A combined 30-minute delay wiped out half of the one-hour session after Carlos Sainz and Nico Hulkenberg both crashed out.
Leclerc saw off Norris by just 0.043 seconds, with Max Verstappen third, 0.173 sec off the pace. George Russell and Lewis Hamilton finished sixth and eighth respectively for Mercedes.
A week after he smashed into a loose drain cover in Las Vegas, Sainz was in the wars again, but on this occasion it was through driver error.
Sainz – who appeared to be put off by another car arriving from the pits – lost control of his machine through turn three and ended up in the barrier.
Although the Spaniard was unharmed in the high-speed smash – with the running just eight-and-a-half minutes old – he sustained significant damage to his car; with the sidepods, floor, rear suspension and front wing of his Ferrari all destroyed.
Leclerc saw off Norris by just 0.043 seconds
Sainz’s impact also left the barrier in a mess and a 22-minute delay ensued as the tyre wall was repaired.

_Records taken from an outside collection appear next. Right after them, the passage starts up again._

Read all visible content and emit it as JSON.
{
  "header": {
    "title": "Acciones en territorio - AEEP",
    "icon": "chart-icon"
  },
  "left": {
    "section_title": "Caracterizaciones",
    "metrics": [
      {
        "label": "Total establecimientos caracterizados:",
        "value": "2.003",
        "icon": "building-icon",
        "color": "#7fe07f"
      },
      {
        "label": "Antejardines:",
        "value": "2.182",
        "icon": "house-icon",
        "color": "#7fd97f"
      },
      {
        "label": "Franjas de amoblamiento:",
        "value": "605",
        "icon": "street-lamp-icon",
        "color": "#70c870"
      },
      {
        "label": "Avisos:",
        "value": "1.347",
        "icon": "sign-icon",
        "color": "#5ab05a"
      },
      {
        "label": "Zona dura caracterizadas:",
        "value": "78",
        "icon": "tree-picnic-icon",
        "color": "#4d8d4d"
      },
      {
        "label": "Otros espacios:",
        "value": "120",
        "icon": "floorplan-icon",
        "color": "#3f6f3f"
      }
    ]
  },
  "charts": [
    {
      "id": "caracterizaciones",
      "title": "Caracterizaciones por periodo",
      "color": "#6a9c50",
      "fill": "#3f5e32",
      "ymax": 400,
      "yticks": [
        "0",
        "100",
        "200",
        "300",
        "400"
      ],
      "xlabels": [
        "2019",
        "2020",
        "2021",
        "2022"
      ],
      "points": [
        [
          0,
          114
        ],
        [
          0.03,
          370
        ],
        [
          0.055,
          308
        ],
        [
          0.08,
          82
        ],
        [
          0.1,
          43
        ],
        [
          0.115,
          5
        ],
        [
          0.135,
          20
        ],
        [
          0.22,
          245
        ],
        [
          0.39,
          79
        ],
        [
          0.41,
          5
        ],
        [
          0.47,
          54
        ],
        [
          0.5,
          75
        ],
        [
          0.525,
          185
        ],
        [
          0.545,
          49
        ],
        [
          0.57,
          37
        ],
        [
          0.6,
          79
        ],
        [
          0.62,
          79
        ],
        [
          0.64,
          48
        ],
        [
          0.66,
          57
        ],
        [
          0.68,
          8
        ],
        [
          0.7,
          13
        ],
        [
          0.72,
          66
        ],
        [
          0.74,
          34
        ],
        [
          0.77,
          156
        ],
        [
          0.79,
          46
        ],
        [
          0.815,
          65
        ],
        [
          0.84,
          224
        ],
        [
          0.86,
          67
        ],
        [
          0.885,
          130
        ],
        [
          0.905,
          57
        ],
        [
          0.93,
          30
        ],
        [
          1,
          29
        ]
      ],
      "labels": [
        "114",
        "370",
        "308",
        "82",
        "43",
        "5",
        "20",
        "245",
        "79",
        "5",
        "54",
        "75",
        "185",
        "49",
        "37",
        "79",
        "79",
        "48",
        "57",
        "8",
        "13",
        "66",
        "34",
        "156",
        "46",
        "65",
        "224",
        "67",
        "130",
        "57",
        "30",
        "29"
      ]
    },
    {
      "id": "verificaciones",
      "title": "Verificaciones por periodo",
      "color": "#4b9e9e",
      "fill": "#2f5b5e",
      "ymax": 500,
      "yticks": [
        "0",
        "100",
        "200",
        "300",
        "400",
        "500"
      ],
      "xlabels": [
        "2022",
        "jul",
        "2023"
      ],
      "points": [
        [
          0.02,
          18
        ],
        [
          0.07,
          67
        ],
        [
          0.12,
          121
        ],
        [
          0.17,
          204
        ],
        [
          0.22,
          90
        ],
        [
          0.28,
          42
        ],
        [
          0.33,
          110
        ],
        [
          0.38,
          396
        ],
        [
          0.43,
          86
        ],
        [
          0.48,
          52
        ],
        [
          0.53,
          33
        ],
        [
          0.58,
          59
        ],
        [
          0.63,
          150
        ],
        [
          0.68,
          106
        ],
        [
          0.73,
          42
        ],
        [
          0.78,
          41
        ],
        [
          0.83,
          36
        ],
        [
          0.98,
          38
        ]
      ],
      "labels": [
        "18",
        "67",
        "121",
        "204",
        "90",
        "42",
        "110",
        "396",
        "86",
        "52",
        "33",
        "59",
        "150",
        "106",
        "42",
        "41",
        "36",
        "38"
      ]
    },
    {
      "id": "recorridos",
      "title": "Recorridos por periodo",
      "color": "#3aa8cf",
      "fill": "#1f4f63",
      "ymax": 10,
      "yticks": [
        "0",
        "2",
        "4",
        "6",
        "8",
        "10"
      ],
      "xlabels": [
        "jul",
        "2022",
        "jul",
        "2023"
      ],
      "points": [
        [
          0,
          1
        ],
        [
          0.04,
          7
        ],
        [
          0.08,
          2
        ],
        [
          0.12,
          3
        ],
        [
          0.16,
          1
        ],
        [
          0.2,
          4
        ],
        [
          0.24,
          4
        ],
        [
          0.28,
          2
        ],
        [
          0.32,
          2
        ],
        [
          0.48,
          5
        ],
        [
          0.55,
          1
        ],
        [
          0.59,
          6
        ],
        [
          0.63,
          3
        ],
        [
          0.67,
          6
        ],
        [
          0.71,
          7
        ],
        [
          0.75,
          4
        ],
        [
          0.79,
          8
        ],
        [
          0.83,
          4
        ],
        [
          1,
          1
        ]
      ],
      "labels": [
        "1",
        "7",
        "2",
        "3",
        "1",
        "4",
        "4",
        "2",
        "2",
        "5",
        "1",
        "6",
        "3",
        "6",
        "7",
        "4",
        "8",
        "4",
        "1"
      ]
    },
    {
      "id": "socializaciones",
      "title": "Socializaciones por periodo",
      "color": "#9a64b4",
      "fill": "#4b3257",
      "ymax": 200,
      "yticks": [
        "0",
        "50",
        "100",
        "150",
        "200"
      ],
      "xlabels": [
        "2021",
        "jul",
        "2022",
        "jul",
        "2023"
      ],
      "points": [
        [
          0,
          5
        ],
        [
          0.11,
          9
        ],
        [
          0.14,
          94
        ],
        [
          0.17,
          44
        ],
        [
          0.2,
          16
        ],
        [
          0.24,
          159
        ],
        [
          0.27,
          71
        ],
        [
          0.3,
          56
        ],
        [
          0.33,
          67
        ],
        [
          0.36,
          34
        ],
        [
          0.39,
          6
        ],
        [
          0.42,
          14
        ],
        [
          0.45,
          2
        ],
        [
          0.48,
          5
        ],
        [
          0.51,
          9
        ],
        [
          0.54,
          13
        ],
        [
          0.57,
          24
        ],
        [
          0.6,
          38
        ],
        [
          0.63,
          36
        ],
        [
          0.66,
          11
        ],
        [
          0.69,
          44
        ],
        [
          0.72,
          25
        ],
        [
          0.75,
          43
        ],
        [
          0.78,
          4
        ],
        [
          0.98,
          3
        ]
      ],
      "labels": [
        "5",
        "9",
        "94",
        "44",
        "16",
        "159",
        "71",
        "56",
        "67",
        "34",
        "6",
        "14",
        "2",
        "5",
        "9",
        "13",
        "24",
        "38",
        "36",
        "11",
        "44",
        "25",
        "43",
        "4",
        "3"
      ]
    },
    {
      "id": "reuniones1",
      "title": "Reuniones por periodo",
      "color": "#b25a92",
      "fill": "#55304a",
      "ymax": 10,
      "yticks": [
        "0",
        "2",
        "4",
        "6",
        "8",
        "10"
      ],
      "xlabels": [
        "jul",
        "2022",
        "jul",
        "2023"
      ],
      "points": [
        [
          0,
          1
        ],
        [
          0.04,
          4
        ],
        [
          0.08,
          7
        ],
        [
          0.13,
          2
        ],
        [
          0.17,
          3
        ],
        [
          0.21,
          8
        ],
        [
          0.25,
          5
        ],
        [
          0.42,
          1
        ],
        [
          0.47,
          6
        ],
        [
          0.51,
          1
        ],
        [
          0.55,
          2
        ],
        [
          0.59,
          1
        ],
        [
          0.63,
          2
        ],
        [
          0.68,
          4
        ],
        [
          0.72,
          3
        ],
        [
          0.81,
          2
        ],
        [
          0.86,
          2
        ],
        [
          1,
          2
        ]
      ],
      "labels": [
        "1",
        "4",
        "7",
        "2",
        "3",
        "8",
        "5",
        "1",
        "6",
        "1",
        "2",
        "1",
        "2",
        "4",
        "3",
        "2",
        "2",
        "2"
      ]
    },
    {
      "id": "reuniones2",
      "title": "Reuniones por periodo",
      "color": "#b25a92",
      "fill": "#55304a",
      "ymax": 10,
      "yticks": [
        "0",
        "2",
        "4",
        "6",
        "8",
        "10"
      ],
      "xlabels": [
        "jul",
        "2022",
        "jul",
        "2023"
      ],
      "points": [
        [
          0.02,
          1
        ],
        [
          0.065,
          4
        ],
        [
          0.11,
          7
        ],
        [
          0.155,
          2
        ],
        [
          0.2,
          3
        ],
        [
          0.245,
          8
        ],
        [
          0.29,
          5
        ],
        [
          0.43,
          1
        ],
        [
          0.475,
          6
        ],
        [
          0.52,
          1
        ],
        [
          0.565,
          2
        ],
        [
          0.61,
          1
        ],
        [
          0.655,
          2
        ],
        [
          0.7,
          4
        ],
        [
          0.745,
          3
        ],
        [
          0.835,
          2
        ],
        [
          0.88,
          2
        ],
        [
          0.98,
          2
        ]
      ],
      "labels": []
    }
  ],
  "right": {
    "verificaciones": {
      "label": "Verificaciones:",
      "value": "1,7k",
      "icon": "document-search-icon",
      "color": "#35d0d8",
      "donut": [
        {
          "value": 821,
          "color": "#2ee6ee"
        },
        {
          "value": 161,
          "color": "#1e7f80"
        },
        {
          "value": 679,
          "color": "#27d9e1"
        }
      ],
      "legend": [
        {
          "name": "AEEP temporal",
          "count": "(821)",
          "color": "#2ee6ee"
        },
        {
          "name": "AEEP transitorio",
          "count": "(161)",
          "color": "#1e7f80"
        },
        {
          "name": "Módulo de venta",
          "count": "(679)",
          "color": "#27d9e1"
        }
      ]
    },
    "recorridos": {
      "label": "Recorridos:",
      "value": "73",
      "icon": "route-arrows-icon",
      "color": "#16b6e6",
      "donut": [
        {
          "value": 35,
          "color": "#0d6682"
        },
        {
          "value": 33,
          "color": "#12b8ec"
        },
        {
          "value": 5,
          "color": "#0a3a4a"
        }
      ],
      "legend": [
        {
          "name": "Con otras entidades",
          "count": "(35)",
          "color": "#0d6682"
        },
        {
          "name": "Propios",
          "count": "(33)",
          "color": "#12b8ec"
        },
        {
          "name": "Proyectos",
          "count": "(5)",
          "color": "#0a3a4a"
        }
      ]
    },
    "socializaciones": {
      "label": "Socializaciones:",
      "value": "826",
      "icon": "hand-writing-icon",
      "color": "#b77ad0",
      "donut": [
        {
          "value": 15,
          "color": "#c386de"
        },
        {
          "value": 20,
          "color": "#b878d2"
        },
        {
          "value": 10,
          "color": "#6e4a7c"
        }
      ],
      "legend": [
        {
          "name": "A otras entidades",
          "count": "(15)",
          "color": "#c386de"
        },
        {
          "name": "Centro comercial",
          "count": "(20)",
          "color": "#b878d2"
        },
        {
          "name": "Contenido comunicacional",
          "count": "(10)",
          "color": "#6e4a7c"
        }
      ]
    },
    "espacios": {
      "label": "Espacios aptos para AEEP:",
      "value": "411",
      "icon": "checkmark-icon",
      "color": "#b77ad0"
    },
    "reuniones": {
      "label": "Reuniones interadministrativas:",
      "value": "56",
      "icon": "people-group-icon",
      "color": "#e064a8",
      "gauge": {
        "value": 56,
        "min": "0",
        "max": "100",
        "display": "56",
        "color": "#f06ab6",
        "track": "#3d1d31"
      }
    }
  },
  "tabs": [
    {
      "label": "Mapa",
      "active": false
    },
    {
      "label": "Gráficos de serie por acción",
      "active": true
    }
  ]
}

But only moments after the running re-started, the red flag was out again – this time after Nico Hulkenberg crashed on the exit of turn one.
On cold tyres, the German was too hasty on the throttle, sliding into the barrier before stopping in his wounded machine.
The stoppages arrived as a blow to half the grid who sat out the opening session as 10 rookie drivers were blooded at the Yas Marina Circuit.
Mercedes are looking to hang on to second in the constructors’ championship and are only four points ahead of Ferrari with one race to go.
And the troubled team will be alarmed by Leclerc’s speed as the Monegasque, on pole position in Las Vegas, topped the order.
Russell finished three tenths adrift of Leclerc while Hamilton, who made way for the team’s Danish junior driver Frederik Vesti in the opening running, was half-a-second back.
Mercedes’ sluggish pace also leaves the grid’s once-dominant team facing up to a winless season – their first since 2011.
In the day’s first running, British drivers Zak O’Sullivan, 18, and Jake Dennis, 28, made their Formula One weekend debuts for Williams and Red Bull respectively.
Ollie Bearman, 18, who in Mexico became the youngest British debutant at a Grand Prix, was handed his second practice appearance by Haas.
Dennis, in Verstappen’s Red Bull machine which Hamilton has described as the fastest ever seen in F1, finished 16th of the 20 runners, 1.1 sec off the pace.
O’Sullivan was 18th – seven tenths behind Williams’ Logan Sargeant – with Bearman 20th and last, albeit only a tenth slower than Kevin Magnussen in the other Haas.